How can you encourage and empower your introverted group members? How can you change your perspective of what an actively engaged group member looks like?

What about you? Are you an introverted group leader? Check out our Leading as an Introvert resource.

posted by Amy Jackson on February 21, 2012 1:18 PM

Related Tags: Amy's Insights, Extroverts, Introverts

Comments

Thanks for this post. I am an introvert leader who looks like an extrovert from the outside. I often wish and pray to be more of an extrovert, so I would have more capacity for people. On the other hand, I do have a solid devotional and prayer life that I see lacking in others. I often feel inferior to those who appear to be "doing" more in ministry. Can't wait to read this book.

I encourage our group leaders to have a goal that at least 6 people will attend their small group meeting. This is for the introverted attendee. 6 people will reduce the feeling that an introvert would feel. With 2 or 3 or 4 people an introverted may feel overwhelmed by a sense that they have to shoulder the weight of the dialogue. 6 or more relieves this feeling.

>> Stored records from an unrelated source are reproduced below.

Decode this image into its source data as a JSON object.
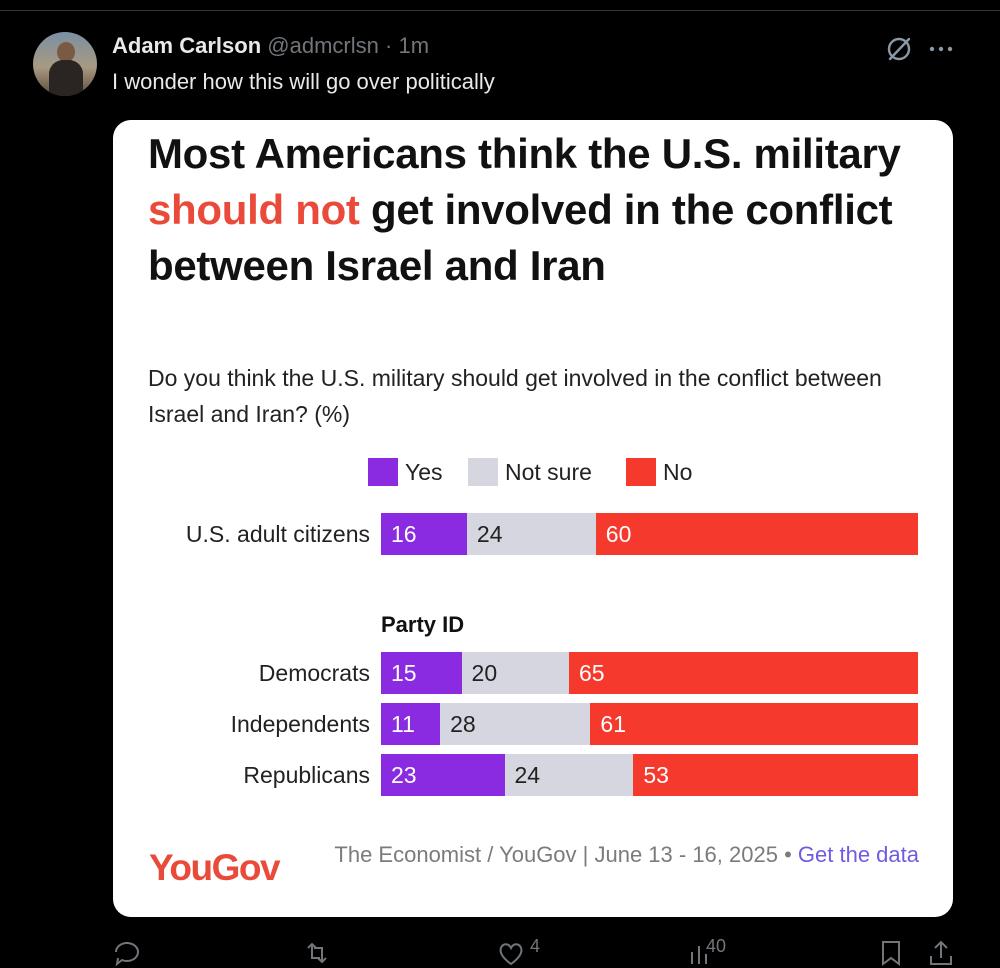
{
  "tweet": {
    "author_name": "Adam Carlson",
    "handle": "@admcrlsn",
    "separator": "·",
    "time": "1m",
    "text": "I wonder how this will go over politically"
  },
  "card": {
    "title_part1": "Most Americans think the U.S. military ",
    "title_highlight": "should not",
    "title_part2": " get involved in the conflict between Israel and Iran",
    "subtitle": "Do you think the U.S. military should get involved in the conflict between Israel and Iran? (%)",
    "group_label": "Party ID",
    "logo": "YouGov",
    "source": "The Economist / YouGov | June 13 - 16, 2025 •",
    "source_link": "Get the data"
  },
  "chart_data": {
    "type": "bar",
    "stacked": true,
    "orientation": "horizontal",
    "categories": [
      "U.S. adult citizens",
      "Democrats",
      "Independents",
      "Republicans"
    ],
    "series": [
      {
        "name": "Yes",
        "values": [
          16,
          15,
          11,
          23
        ],
        "color": "#8a2be2"
      },
      {
        "name": "Not sure",
        "values": [
          24,
          20,
          28,
          24
        ],
        "color": "#d5d6df"
      },
      {
        "name": "No",
        "values": [
          60,
          65,
          61,
          53
        ],
        "color": "#f5392c"
      }
    ],
    "legend_placement": "top",
    "xlim": [
      0,
      100
    ]
  },
  "actions": {
    "like_count": "4",
    "views_count": "40"
  }
}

I think I'm I bit of all three. I don't do big crowds even tho I know tons of peolpe and could probably find at least 1 person I know 80% percent of the time I go out. I'm like the weird, kooky, talkative, LOUD , person of the group who will probably do the stupidest,randomist, things EVER. But at night sometimes I just want to be left alone. ( but that could be due to my parents or when I'm reading)And then sometimes I just limit my self to one group that day. Cause I just don't want to talk and they'll do most of the talking for me. But I will say something here or there(it'll really freak everyone out if I don't talk, the teachers too, they'll think something is wrong). So I really don't know.